The avenue Kleber. The orange and brown seventies dining room with overbright lighting. My father and me, face-to-face at the oval table. His spotted, trembling hand pouring out the wine. You should go, Antoine. He's an old man now, he's probably lonely. You should make an effort, do something for him for once. For once.
"Thanks, but I have other plans for tonight."
Liar. Coward.
When I hung up, guilt took over. I should call him back, say that I could make it finally. I uneasily turned to my computer, back to the Think Dome. The Think Dome, no matter how it had made me chortle in the beginning, was taking up a lot of energy, but in a surprisingly motivating way. This was the first time in ages I found myself working on a project I enjoyed, that egged me on, that stimulated me. I had researched igloos, their history, their specificity. I had looked up domes, remembered the beautiful ones I had visited in Florence, in Milan. I sketched page after page, drew shapes and forms I never imagined I could think up, hatched ideas I never thought I could possibly conceive.

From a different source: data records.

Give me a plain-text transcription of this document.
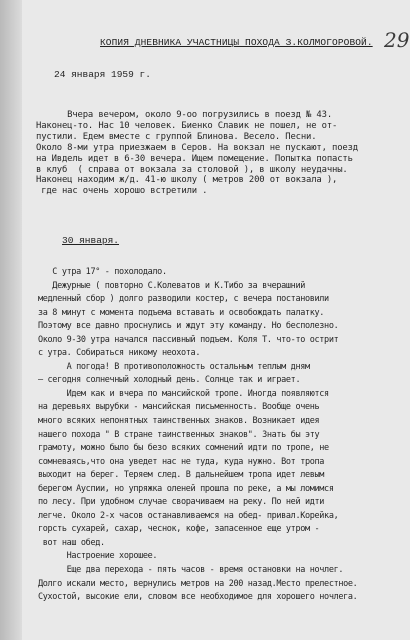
КОПИЯ ДНЕВНИКА УЧАСТНИЦЫ ПОХОДА З.КОЛМОГОРОВОЙ. 29
24 января 1959 г.
Вчера вечером, около 9-оо погрузились в поезд № 43.
Наконец-то. Нас 10 человек. Биенко Славик не пошел, не от-
пустили. Едем вместе с группой Блинова. Весело. Песни.
Около 8-ми утра приезжаем в Серов. На вокзал не пускают, поезд
на Ивдель идет в 6-30 вечера. Ищем помещение. Попытка попасть
в клуб  ( справа от вокзала за столовой ), в школу неудачны.
Наконец находим ж/д. 41-ю школу ( метров 200 от вокзала ),
где нас очень хорошо встретили .
30 января.
С утра 17° - похолодало.
Дежурные ( повторно С.Колеватов и К.Тибо за вчерашний
медленный сбор ) долго разводили костер, с вечера постановили
за 8 минут с момента подъема вставать и освобождать палатку.
Поэтому все давно проснулись и ждут эту команду. Но бесполезно.
Около 9-30 утра начался пассивный подъем. Коля Т. что-то острит
с утра. Собираться никому неохота.
А погода! В противоположность остальным теплым дням
– сегодня солнечный холодный день. Солнце так и играет.
Идем как и вчера по мансийской тропе. Иногда появляются
на деревьях вырубки - мансийская письменность. Вообще очень
много всяких непонятных таинственных знаков. Возникает идея
нашего похода " В стране таинственных знаков". Знать бы эту
грамоту, можно было бы безо всяких сомнений идти по тропе, не
сомневаясь,что она уведет нас не туда, куда нужно. Вот тропа
выходит на берег. Теряем след. В дальнейшем тропа идет левым
берегом Ауспии, но упряжка оленей прошла по реке, а мы ломимся
по лесу. При удобном случае сворачиваем на реку. По ней идти
легче. Около 2-х часов останавливаемся на обед- привал.Корейка,
горсть сухарей, сахар, чеснок, кофе, запасенное еще утром -
вот наш обед.
Настроение хорошее.
Еще два перехода - пять часов - время остановки на ночлег.
Долго искали место, вернулись метров на 200 назад.Место прелестное.
Сухостой, высокие ели, словом все необходимое для хорошего ночлега.
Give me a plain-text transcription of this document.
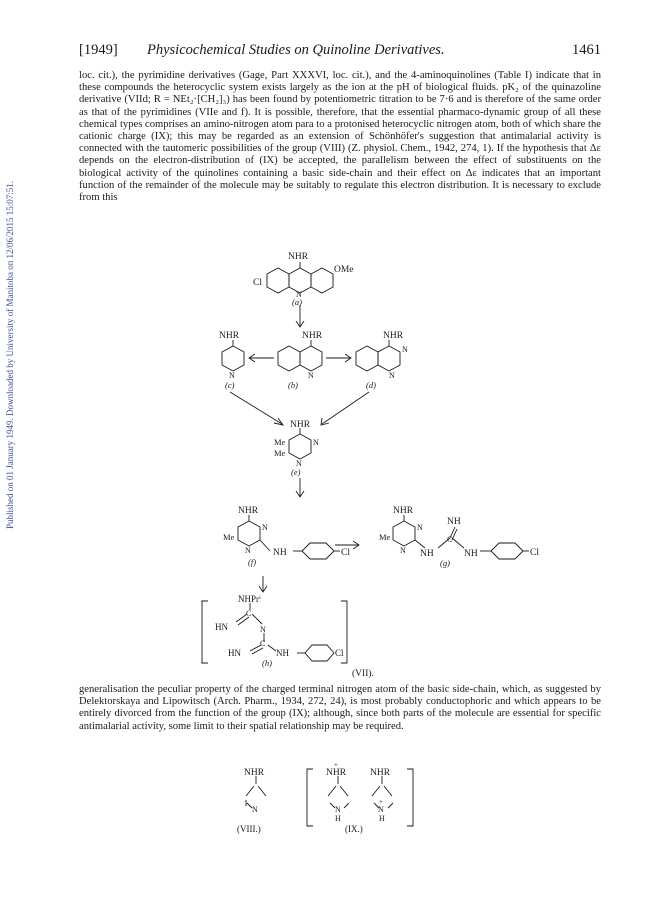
[1949] Physicochemical Studies on Quinoline Derivatives.	1461
Published on 01 January 1949. Downloaded by University of Manitoba on 12/06/2015 15:07:51.
loc. cit.), the pyrimidine derivatives (Gage, Part XXXVI, loc. cit.), and the 4-aminoquinolines (Table I) indicate that in these compounds the heterocyclic system exists largely as the ion at the pH of biological fluids. pK₂ of the quinazoline derivative (VIId; R = NEt₂·[CH₂]₃) has been found by potentiometric titration to be 7·6 and is therefore of the same order as that of the pyrimidines (VIIe and f). It is possible, therefore, that the essential pharmaco-dynamic group of all these chemical types comprises an amino-nitrogen atom para to a protonised heterocyclic nitrogen atom, both of which share the cationic charge (IX); this may be regarded as an extension of Schönhöfer's suggestion that antimalarial activity is connected with the tautomeric possibilities of the group (VIII) (Z. physiol. Chem., 1942, 274, 1). If the hypothesis that Δε depends on the electron-distribution of (IX) be accepted, the parallelism between the effect of substituents on the biological activity of the quinolines containing a basic side-chain and their effect on Δε indicates that an important function of the remainder of the molecule may be suitably to regulate this electron distribution. It is necessary to exclude from this
NHR
OMe
Cl
N
(a)
NHR
NHR	NHR
N	N
N
N
(c)	(b)	(d)
NHR
Me
Me
N
N
(e)
NHR
N
Me
N NH	Cl
(f)
NHR
N
Me
N
NH
C
NH	NH	Cl
(g)
NHPrⁱ
C
HN	N
C
HN	NH	Cl
(h)
(VII).
NHR
N
(VIII.)
+
NHR
N
H
NHR
N
+
H
(IX.)
generalisation the peculiar property of the charged terminal nitrogen atom of the basic side-chain, which, as suggested by Delektorskaya and Lipowitsch (Arch. Pharm., 1934, 272, 24), is most probably conductophoric and which appears to be entirely divorced from the function of the group (IX); although, since both parts of the molecule are essential for specific antimalarial activity, some limit to their spatial relationship may be required.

A little beep signaled an incoming e-mai
l. It was from Didier: "Need your advice about an important business deal. A guy you worked with. Can you drop in tonight at around eightish? Urgent."
I e-mailed back: "Yes, of course."
So when I turned up on Didier's doorstep, I was not expecting anything at all. He greeted me, let me in, poker-faced. I followed him into the huge main room, which I found oddly silent, as if a hush had fallen over it, and all of sudden, screams and shouts exploded from all around me. Bewildered, I discovered Helene and her husband, Melanie, Emmanuel, and two women I did not know, who ended up being Emmanuel's and Didier's new ladies. Music was turned on full blast, champagne was produced, pate and tarama, salads, sandwiches, fruit, and a chocolate cake, followed by a shower of presents. I was delighted. For the first time in what seemed ages, I relaxed, enjoyed the champagne, enjoyed being the center of attention.
Didier kept looking at his watch, I couldn't think why. When the doorbell rang, he rushed to his feet.
"Ah," he announced, "the piece de resistance."
And he opened the door with a flourish.
She glided in, wearing a long white dress, an astounding dress for the middle of winter, just like that, out of nowhere, her chestnut hair tied back, a mysterious smile hovering on her lips.
"Happy birthday, Mister Parisian," she whispered, a la Marilyn Monroe, and she came to kiss me.
Everybody clapped and cheered. I caught Melanie and Didier exchanging triumphant glances and guessed they had rigged all this up behind my unsuspecting back. Nobody could take their eyes off Angele. Emmanuel gawked and discreetly gave me a jovial thumbs-up. I could tell that the ladies--Helene, Patricia, and Karine--were longing to ask Angele about her job. I imagined she was used to this. She was most likely questioned like this every day. When the first timid question came, something like, "How can you handle dead people all day long?" she answered, without being flippant, "Because it helps other people stay alive."